Ne pas prendre une nouvelle poignée de nourriture avant d'avoir terminé la précédente, c'était faire preuve de modération.
Tenir le rebord du plat de la main gauche était un geste de politesse, il enseignait l'humilité.
Eviter de se précipiter sur la nourriture, c'était apprendre la patience.
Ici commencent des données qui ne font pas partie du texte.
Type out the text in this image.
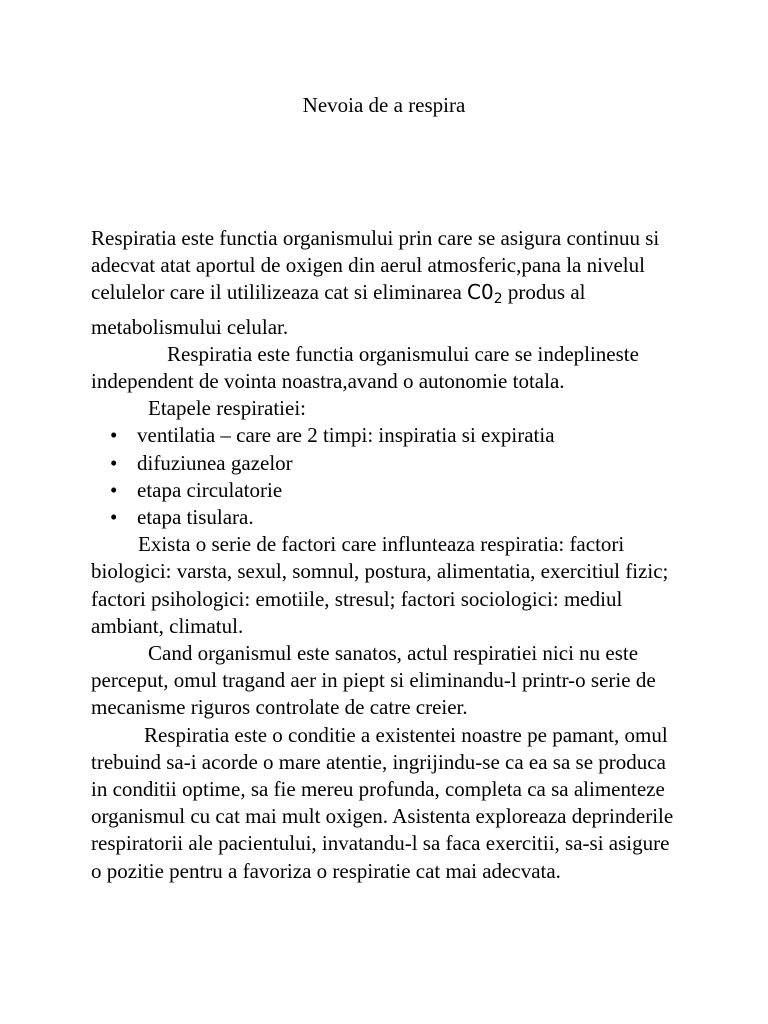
Nevoia de a respira

Respiratia este functia organismului prin care se asigura continuu si adecvat atat aportul de oxigen din aerul atmosferic,pana la nivelul celulelor care il utililizeaza cat si eliminarea $C0_2$ produs al metabolismului celular.

Respiratia este functia organismului care se indeplineste independent de vointa noastra,avand o autonomie totala.

Etapele respiratiei:

• ventilatia – care are 2 timpi: inspiratia si expiratia
• difuziunea gazelor
• etapa circulatorie
• etapa tisulara.

Exista o serie de factori care influnteaza respiratia: factori biologici: varsta, sexul, somnul, postura, alimentatia, exercitiul fizic; factori psihologici: emotiile, stresul; factori sociologici: mediul ambiant, climatul.

Cand organismul este sanatos, actul respiratiei nici nu este perceput, omul tragand aer in piept si eliminandu-l printr-o serie de mecanisme riguros controlate de catre creier.

Respiratia este o conditie a existentei noastre pe pamant, omul trebuind sa-i acorde o mare atentie, ingrijindu-se ca ea sa se produca in conditii optime, sa fie mereu profunda, completa ca sa alimenteze organismul cu cat mai mult oxigen. Asistenta exploreaza deprinderile respiratorii ale pacientului, invatandu-l sa faca exercitii, sa-si asigure o pozitie pentru a favoriza o respiratie cat mai adecvata.
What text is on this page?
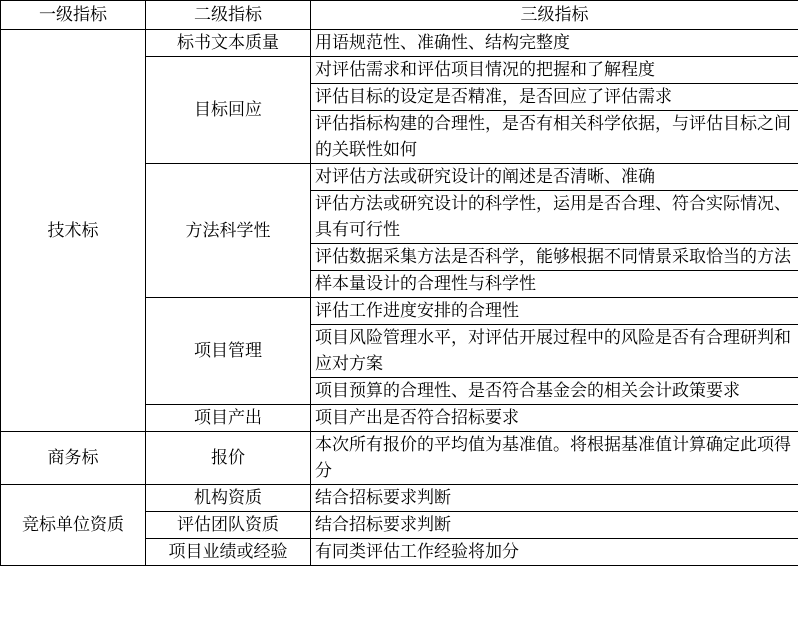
一级指标	二级指标	三级指标
技术标	标书文本质量	用语规范性、准确性、结构完整度
	目标回应	对评估需求和评估项目情况的把握和了解程度
		评估目标的设定是否精准，是否回应了评估需求
		评估指标构建的合理性，是否有相关科学依据，与评估目标之间的关联性如何
	方法科学性	对评估方法或研究设计的阐述是否清晰、准确
		评估方法或研究设计的科学性，运用是否合理、符合实际情况、具有可行性
		评估数据采集方法是否科学，能够根据不同情景采取恰当的方法
		样本量设计的合理性与科学性
	项目管理	评估工作进度安排的合理性
		项目风险管理水平，对评估开展过程中的风险是否有合理研判和应对方案
		项目预算的合理性、是否符合基金会的相关会计政策要求
	项目产出	项目产出是否符合招标要求
商务标	报价	本次所有报价的平均值为基准值。将根据基准值计算确定此项得分
竞标单位资质	机构资质	结合招标要求判断
	评估团队资质	结合招标要求判断
	项目业绩或经验	有同类评估工作经验将加分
Enfin, attendre de recevoir la viande à la fin du repas et ne pas se servir soi-même conduisaient à maîtriser son appétit et sa gourmandise.
En fait, même pour les adultes, le repas correspondait jadis — et encore aujourd'hui dans certaines familles traditionnelles — à tout un rituel.
En Islam comme en tradition africaine, la nourriture était sacrée et le grand plat commun, symbole de communion, était censé receler en son centre un foyer de bénédiction divine "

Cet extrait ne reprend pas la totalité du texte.